Adversarial supervised contrastive learning
Contrastive learning is prevalently used in pre-training deep models, followed with fine-tuning in downstream tasks for better performance or faster training. However, pre-trained models from contrastive learning are barely robust against adversarial examples in downstream tasks since the representations learned by self-supervision may lack the robustness and also the class-wise discrimination. To tackle the above problems, we adapt the contrastive learning scheme to adversarial examples for robustness enhancement, and also extend the self-supervised contrastive approach to the supervised setting for the ability to discriminate on classes.
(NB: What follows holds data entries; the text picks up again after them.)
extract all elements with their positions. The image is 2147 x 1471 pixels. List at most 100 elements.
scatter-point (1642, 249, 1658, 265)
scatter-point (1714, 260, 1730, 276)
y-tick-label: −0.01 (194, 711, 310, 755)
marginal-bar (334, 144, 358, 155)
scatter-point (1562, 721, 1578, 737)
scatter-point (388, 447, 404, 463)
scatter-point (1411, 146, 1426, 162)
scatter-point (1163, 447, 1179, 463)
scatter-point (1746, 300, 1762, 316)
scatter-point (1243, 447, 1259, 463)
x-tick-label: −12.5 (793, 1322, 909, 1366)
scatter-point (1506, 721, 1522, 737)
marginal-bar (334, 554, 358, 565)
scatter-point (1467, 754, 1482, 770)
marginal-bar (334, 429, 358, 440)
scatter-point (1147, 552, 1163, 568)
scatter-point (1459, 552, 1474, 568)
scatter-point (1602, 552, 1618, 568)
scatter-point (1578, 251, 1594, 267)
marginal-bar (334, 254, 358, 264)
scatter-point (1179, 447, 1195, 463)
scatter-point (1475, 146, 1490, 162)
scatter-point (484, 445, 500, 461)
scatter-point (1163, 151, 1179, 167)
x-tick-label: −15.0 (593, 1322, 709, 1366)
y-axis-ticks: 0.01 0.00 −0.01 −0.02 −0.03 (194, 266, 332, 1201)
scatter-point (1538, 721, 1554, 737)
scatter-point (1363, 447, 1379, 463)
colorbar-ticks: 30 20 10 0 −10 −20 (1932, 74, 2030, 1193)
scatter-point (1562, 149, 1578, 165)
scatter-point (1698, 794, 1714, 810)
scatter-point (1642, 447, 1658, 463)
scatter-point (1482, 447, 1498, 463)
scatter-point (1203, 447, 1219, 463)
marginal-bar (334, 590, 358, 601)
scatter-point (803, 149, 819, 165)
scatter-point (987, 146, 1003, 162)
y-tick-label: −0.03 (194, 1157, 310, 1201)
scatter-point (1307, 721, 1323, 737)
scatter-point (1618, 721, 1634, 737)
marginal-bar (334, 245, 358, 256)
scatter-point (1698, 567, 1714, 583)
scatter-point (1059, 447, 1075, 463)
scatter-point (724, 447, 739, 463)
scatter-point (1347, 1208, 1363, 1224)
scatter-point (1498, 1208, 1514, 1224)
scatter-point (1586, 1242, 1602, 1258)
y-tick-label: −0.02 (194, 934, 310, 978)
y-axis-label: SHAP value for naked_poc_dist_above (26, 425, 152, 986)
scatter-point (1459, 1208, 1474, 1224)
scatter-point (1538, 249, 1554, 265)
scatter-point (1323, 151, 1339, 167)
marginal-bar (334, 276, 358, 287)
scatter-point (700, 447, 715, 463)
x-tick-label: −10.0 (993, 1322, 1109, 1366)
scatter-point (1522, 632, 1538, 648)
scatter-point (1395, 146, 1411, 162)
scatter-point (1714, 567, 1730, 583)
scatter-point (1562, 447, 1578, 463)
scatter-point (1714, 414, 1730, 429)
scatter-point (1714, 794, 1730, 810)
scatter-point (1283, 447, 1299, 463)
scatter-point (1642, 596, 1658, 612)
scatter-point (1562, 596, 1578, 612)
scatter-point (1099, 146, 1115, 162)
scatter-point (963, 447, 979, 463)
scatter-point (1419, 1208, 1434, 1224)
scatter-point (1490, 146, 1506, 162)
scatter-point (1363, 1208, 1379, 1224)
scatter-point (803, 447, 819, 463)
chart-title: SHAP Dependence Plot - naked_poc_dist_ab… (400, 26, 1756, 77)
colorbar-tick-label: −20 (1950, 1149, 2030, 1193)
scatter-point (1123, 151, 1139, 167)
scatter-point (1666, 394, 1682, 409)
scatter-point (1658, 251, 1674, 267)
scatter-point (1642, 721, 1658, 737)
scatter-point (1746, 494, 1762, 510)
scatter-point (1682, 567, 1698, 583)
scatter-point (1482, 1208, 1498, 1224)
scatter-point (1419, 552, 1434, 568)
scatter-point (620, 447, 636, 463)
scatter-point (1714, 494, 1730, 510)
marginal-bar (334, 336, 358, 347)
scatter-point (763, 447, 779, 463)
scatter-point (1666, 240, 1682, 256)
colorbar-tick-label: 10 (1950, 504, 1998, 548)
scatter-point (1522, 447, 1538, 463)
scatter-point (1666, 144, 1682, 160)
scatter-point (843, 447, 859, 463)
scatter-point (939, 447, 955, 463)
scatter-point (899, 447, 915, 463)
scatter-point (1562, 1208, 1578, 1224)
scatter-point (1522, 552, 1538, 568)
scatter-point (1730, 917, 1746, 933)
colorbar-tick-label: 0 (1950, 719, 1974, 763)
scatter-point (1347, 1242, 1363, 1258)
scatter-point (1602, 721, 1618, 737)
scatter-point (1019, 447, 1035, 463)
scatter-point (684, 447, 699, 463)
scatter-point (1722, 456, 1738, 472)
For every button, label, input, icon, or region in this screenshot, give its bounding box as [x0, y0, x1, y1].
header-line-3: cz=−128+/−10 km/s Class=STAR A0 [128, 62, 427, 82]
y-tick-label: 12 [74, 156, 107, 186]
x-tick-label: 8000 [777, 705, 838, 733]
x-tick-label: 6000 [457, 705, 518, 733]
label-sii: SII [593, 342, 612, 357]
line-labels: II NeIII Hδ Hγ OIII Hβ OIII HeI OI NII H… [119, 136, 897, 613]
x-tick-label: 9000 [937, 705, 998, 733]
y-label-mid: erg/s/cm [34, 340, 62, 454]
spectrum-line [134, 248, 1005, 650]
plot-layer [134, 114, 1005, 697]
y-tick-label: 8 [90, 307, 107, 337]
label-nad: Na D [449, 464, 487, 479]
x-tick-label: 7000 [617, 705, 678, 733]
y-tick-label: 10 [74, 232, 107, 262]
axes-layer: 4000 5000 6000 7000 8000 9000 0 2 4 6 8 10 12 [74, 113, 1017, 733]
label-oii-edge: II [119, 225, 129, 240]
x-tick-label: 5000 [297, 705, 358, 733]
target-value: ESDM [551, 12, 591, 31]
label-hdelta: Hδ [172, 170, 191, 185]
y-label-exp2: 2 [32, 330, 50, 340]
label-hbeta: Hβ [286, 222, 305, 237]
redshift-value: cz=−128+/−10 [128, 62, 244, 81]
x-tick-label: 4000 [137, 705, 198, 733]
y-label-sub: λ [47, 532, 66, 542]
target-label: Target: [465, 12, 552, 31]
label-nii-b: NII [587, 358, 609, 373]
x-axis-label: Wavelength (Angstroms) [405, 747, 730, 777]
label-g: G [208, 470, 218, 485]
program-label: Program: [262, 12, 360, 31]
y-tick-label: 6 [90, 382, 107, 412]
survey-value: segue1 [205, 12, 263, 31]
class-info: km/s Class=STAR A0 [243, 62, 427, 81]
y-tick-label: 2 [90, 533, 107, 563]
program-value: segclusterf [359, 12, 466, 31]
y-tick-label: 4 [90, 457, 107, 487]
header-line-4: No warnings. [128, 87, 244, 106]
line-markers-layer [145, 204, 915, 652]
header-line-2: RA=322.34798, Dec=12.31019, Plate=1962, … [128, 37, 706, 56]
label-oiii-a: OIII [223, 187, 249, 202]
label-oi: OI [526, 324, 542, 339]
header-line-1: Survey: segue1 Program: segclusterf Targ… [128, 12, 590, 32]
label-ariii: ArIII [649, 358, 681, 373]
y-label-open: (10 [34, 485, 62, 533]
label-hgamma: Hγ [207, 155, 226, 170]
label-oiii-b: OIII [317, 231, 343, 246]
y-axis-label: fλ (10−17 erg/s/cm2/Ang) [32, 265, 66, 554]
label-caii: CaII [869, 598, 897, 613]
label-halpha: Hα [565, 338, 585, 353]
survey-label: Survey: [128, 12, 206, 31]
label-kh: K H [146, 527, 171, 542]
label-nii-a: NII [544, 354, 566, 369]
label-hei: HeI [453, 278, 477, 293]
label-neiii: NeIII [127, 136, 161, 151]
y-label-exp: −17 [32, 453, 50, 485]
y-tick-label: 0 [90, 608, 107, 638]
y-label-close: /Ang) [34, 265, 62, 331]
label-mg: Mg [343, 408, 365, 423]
Equipped with our new designs, we proposed adversarial supervised contrastive learning (ASCL), a novel framework for robust pre-training. Despite its simplicity, extensive experiments show that ASCL achieves significant margins in adversarial robustness over the prior arts, proceeding towards either the lightweight standard fine-tuning or adversarial fine-tuning. Moreover, ASCL also shows benefits for robustness to diverse natural corruptions, suggesting the wide applicability to all sorts of practical scenarios. Notably, ASCL demonstrate impressive results in robust transfer learning.